12. The iliac crest is a curved ridge along the top of the largest hip bone, the ileum.
13. A chiropractor is not an "acceptable medical source" under the Social Security regulations "to establish whether [a claimant] has a medically determinable impairment." 20 C.F.R. § 404.1513(a). A chiropractor may be considered an "other source[] to show the severity of [a claimant's] impairment(s) and how it affects [the claimant's] ability to work." 20 C.F.R. § 404.1513(d). Dr. Butera did not provide a functional assessment at any point regarding Quildon's work-related functional ability, including his ability to sit, stand, walk, and lift or carry items.
14. The thecal sac is an elongated tube that extends from the brain to the end of the spine in which the spinal cord and nerve roots run. It is a covering (membrane) that surrounds the spinal cord and contains cerebral spinal fluid. Herniated discs which impinge the thecal sac may or may not cause pain symptoms.
15. Subsequent laboratory tests revealed that Quildon had a alcohol level of 0.17%, twice the legal limit. Tr. 252. The legal limit in Pennsylvania is .08 percent. 75 Pa.C.S.A. § 3731.
16. The medical records contained in the administrative were frequently out of order. The first page of the record of the August 6th appointment was at Tr. 417 and the second page at Tr. 416.
17. The degree of decrease in range of motion was not specified.

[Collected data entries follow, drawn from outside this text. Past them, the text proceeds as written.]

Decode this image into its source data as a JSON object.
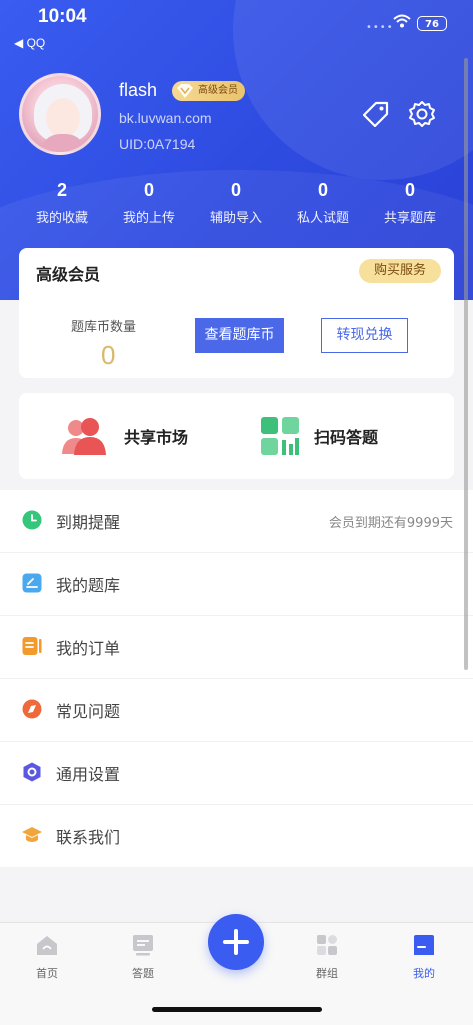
{
  "status_bar": {
    "time": "10:04",
    "back_app": "◀ QQ",
    "battery": "76"
  },
  "profile": {
    "username": "flash",
    "vip_badge": "高级会员",
    "domain": "bk.luvwan.com",
    "uid": "UID:0A7194"
  },
  "stats": [
    {
      "value": "2",
      "label": "我的收藏"
    },
    {
      "value": "0",
      "label": "我的上传"
    },
    {
      "value": "0",
      "label": "辅助导入"
    },
    {
      "value": "0",
      "label": "私人试题"
    },
    {
      "value": "0",
      "label": "共享题库"
    }
  ],
  "vip_card": {
    "title": "高级会员",
    "buy_label": "购买服务",
    "coin_label": "题库币数量",
    "coin_value": "0",
    "view_label": "查看题库币",
    "cash_label": "转现兑换"
  },
  "quick": [
    {
      "label": "共享市场",
      "icon": "people-icon"
    },
    {
      "label": "扫码答题",
      "icon": "scan-icon"
    }
  ],
  "menu": [
    {
      "label": "到期提醒",
      "icon": "clock-icon",
      "right": "会员到期还有9999天"
    },
    {
      "label": "我的题库",
      "icon": "library-icon",
      "right": ""
    },
    {
      "label": "我的订单",
      "icon": "order-icon",
      "right": ""
    },
    {
      "label": "常见问题",
      "icon": "question-icon",
      "right": ""
    },
    {
      "label": "通用设置",
      "icon": "settings-icon",
      "right": ""
    },
    {
      "label": "联系我们",
      "icon": "graduation-icon",
      "right": ""
    }
  ],
  "tabs": [
    {
      "label": "首页",
      "icon": "home-icon"
    },
    {
      "label": "答题",
      "icon": "answer-icon"
    },
    {
      "label": "群组",
      "icon": "group-icon"
    },
    {
      "label": "我的",
      "icon": "profile-icon",
      "active": true
    }
  ],
  "colors": {
    "primary": "#3a5cf0",
    "gold": "#f7e09c"
  }
}
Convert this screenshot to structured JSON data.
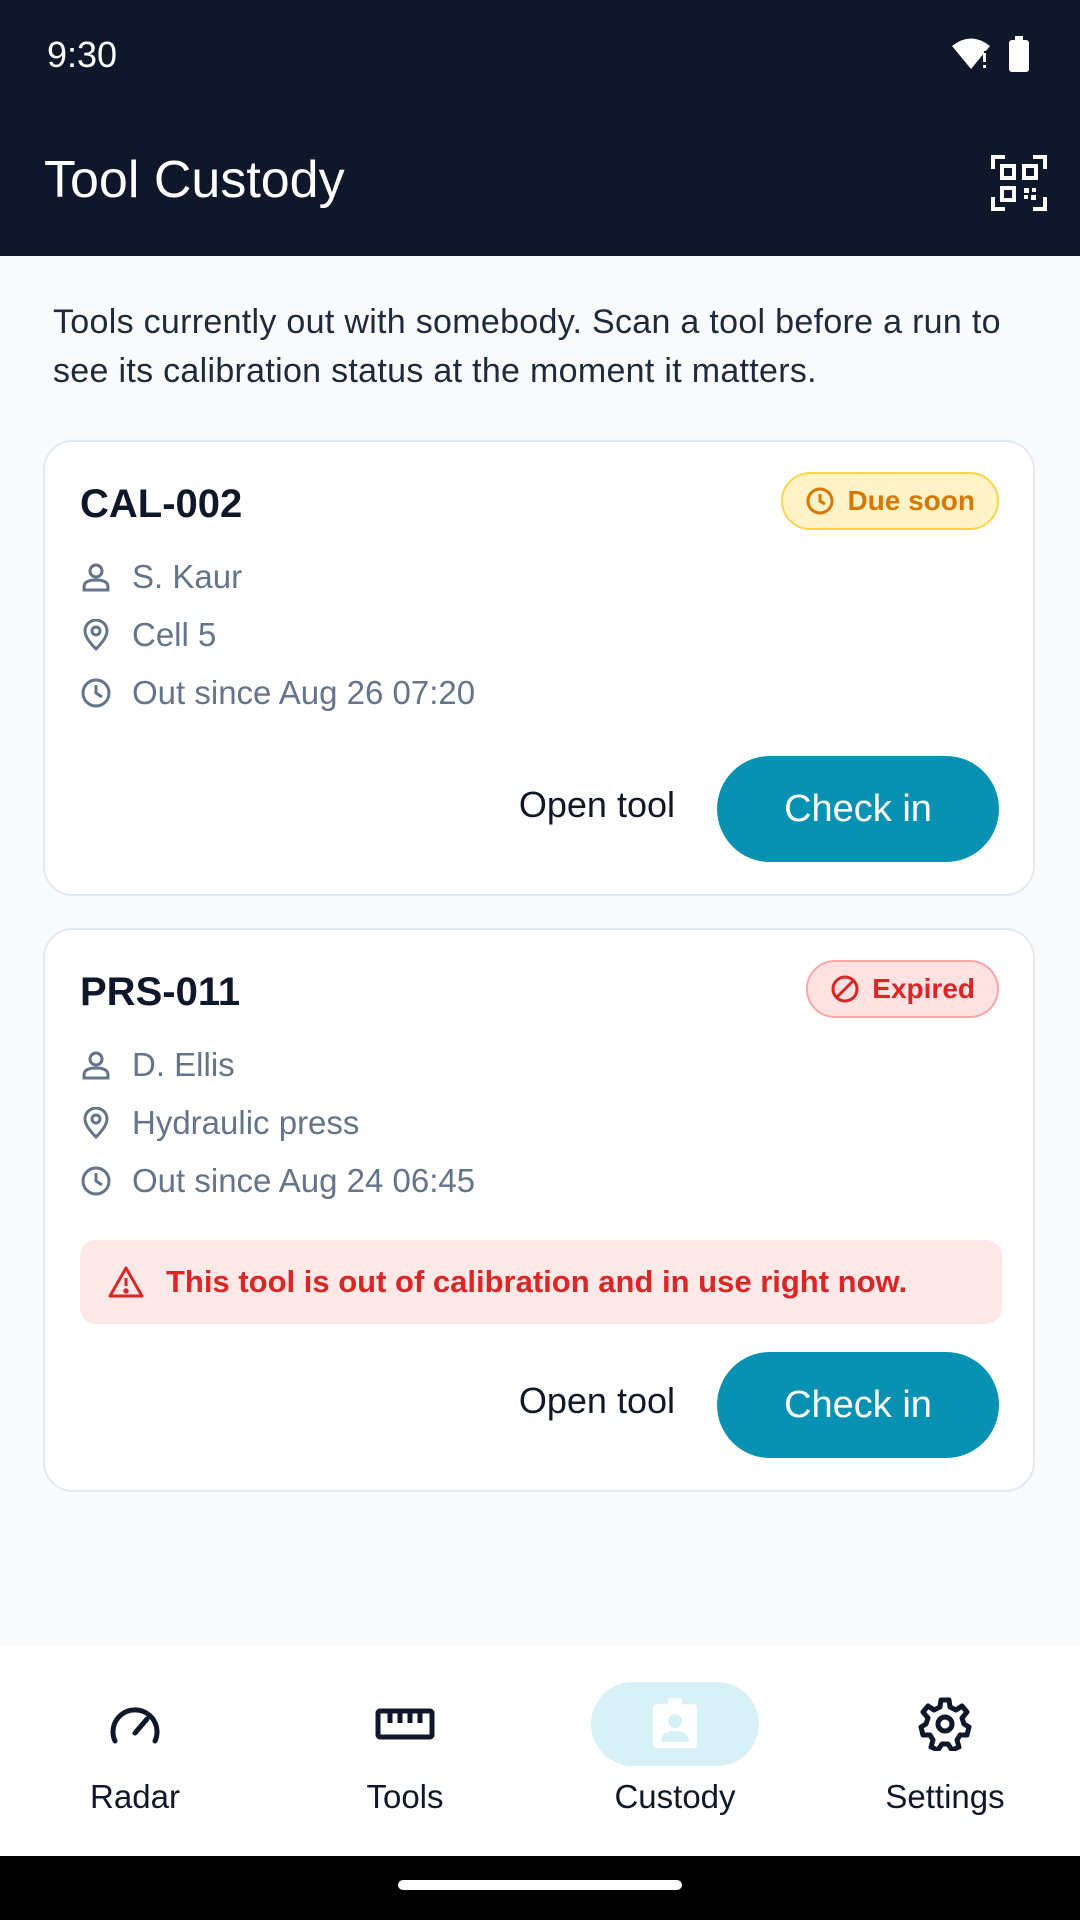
{
  "status_bar": {
    "time": "9:30"
  },
  "app_bar": {
    "title": "Tool Custody",
    "scan_icon": "qr-scan-icon"
  },
  "intro": "Tools currently out with somebody. Scan a tool before a run to see its calibration status at the moment it matters.",
  "cards": [
    {
      "tool_id": "CAL-002",
      "badge": {
        "label": "Due soon",
        "icon": "clock-icon",
        "color": "#d97706"
      },
      "person": "S. Kaur",
      "location": "Cell 5",
      "out_since": "Out since Aug 26 07:20",
      "open_label": "Open tool",
      "checkin_label": "Check in"
    },
    {
      "tool_id": "PRS-011",
      "badge": {
        "label": "Expired",
        "icon": "ban-icon",
        "color": "#dc2626"
      },
      "person": "D. Ellis",
      "location": "Hydraulic press",
      "out_since": "Out since Aug 24 06:45",
      "alert": "This tool is out of calibration and in use right now.",
      "open_label": "Open tool",
      "checkin_label": "Check in"
    }
  ],
  "nav": [
    {
      "label": "Radar",
      "icon": "gauge-icon",
      "active": false
    },
    {
      "label": "Tools",
      "icon": "ruler-icon",
      "active": false
    },
    {
      "label": "Custody",
      "icon": "badge-icon",
      "active": true
    },
    {
      "label": "Settings",
      "icon": "gear-icon",
      "active": false
    }
  ],
  "colors": {
    "header": "#0f172a",
    "accent": "#0891b2",
    "background": "#f8fafc"
  }
}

18. Ms. Kreider in her report explained that the Validity Profile is comprised of a cohort of individual tests that collectively help determine whether or not the patient is exerting their best effort during all of the FCE tests. Effort is defined as the physical ability and motivation to complete a task within the individual pain tolerance. A significant increase in pain is not required. If the patient exerts effort up to the point of a barely perceptible pain increase, or slightly below that level so that there is no pain increase at all, they will pass the overall Validity Profile. If the patient does not pass the overall Validity Profile, then they have not exerted their best effort. The patient cannot assert that they were not able to exert their best effort due to pain since they are not asked to tolerate any pain increase at all, or at least no more than a barely perceptible increase, which everyone can perceive. And since the patient is not asked to perform tasks for which they do not have the physical ability, or if they do not have the physical ability, the test data should reveal that, then the only reason for not passing the overall Validity Profile is that the patient was not motivated to cooperate with the evaluation process and exert their best effort.

Tr. 271-272.

19. One side effect of a steroid injection can be pain at the injection site. This is known as a steroid flare and usually only a temporary reaction. It is thought that a small amount of the steroid crystallizes and cause additional pain. See, generally, Jonathan Cluett, M.D., What is a Cortisone Flare? Orthopedics, About.com, http://orthopedics.about.com/od/injectio2/f/cortisone flare.htm (Last accessed April 5, 2014).
20. Degeneration of the vertebrae and intervertebral discs is medically referred to as spondylosis. Spondylosis can be noted on x-ray tests or MRI scanning of the spine as a narrowing of the normal "disc space" between the adjacent vertebrae. The term is frequently used to describe osteoarthritis of the spine. Stenosis can refer to the narrowing of the neural foramen (the openings along each side of the spine through which nerve roots exit) and also the spinal canal.